Taking the left fork leads to a ridge that overlooks Lake Mason to the north; to the south is Chippewa Harbor and to east is Lake Superior. The trail traverses rocky ridges and exposed outcroppings. It extends past hemlock bushes clinging to the exposed rock, up steep inclines through forested trails, and finally emerges on the ridge from which we observed the oncoming storm. I took a quick check of my email and texted my sons. Yes, there is cell service on the island, but you have to work for it, and even then it is spotty. As I have said before, be prepared to pay very high roaming charges for international service or get a plan that includes Canada in its service area.
As we stood atop the ridge, the rain started, pelting our faces on the brisk wind. We scampered down the rocky trail, now wet and slippery with the scattered raindrops in advance of the main body of the storm. Back at the shelter in 15 minutes, we were pleased to be joined by a fellow paddler, the man in the Valley Nordkapp who had already been on the island for nearly a month and was making his way back to Rock Harbor to catch his ferry.
Apparently, Dogger bought the kevlar beauty used, from a kayak shop in Detroit, and retired his other boats because of the Nordkapp’s grace and responsiveness. He was a guest for coffee often over the next three days as we waited out the storm. From him, we got some really great kayaking hacks, like protecting the hull of our boats when beaching on a gravelly shore with cut-to-length pool noodle pieces and using Tyco’s Lego Duplo-blocks to hold up deck rigging to prevent it from breaking the tip of a fishing pole. He shared a wealth of island lore and secret places to explore that make up our itinerary for summer 2022.

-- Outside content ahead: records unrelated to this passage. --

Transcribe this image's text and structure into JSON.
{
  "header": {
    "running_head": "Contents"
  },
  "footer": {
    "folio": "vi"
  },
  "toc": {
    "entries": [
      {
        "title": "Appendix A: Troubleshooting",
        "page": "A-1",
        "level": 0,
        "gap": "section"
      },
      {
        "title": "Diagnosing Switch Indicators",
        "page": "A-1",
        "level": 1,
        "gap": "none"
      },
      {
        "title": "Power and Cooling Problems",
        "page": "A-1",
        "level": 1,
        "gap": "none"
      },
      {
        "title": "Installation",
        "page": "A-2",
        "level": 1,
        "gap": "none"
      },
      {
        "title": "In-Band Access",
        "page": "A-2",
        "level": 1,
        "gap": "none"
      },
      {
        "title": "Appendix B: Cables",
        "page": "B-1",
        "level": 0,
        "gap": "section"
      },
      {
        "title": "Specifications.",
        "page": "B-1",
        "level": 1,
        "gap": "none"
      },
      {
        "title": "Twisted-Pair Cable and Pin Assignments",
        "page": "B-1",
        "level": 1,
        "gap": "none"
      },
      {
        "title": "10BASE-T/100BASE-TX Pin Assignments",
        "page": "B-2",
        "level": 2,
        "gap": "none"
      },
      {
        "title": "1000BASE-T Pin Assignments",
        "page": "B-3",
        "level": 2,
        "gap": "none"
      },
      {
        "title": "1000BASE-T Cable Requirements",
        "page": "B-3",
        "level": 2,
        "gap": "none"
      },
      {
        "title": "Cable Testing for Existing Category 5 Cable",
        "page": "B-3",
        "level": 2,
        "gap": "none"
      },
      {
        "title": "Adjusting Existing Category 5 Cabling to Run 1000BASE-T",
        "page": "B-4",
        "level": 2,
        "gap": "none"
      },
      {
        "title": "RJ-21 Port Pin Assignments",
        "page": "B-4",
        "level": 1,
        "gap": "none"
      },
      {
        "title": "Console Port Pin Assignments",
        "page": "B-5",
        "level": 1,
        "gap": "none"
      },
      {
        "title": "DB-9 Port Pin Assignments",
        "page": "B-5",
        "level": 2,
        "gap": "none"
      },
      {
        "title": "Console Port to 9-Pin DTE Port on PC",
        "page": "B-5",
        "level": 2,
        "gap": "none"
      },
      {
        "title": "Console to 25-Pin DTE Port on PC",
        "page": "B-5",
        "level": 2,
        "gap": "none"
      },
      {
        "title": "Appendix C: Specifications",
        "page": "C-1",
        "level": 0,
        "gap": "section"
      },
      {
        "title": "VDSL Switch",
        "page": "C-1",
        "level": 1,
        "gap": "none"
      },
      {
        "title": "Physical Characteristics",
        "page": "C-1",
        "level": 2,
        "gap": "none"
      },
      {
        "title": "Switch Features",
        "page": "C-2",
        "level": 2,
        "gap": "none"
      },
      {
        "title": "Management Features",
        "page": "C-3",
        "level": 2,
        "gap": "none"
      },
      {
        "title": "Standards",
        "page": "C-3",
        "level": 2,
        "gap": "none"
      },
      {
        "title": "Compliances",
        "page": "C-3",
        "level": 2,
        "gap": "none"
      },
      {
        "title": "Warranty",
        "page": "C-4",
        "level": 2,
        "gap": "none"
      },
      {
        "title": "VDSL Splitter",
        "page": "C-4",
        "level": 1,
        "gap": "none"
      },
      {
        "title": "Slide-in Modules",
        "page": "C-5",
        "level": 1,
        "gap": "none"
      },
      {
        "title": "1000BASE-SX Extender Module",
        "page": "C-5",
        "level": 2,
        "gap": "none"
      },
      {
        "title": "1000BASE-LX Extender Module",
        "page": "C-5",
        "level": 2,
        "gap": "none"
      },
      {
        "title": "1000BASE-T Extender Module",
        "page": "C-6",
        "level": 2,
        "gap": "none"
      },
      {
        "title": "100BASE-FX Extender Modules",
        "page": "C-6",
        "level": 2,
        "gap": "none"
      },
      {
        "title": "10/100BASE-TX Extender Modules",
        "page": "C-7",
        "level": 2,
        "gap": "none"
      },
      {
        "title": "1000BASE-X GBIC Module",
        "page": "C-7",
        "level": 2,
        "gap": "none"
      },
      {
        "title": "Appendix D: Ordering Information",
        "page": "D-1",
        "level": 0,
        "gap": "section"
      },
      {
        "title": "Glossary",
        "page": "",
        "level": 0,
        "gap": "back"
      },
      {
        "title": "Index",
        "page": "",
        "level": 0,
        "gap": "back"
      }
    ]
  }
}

After a week of hard paddling from Windigo, past McCargoe Cove, to Belle Isle, across the north shore, around Blake Point, through Rock Harbor and Daisy Farm, we cherished the down time to rest and recover at Chippewa Harbor. In one week, we had paddled more than 80 miles. As we listened to the roar of the waves on the big lake, we finished our Volwerth’s summer sausage and Jilbert’s cheese, we drank fresh coffee made in our French press, and we marveled at how much stronger we had become. Life was good.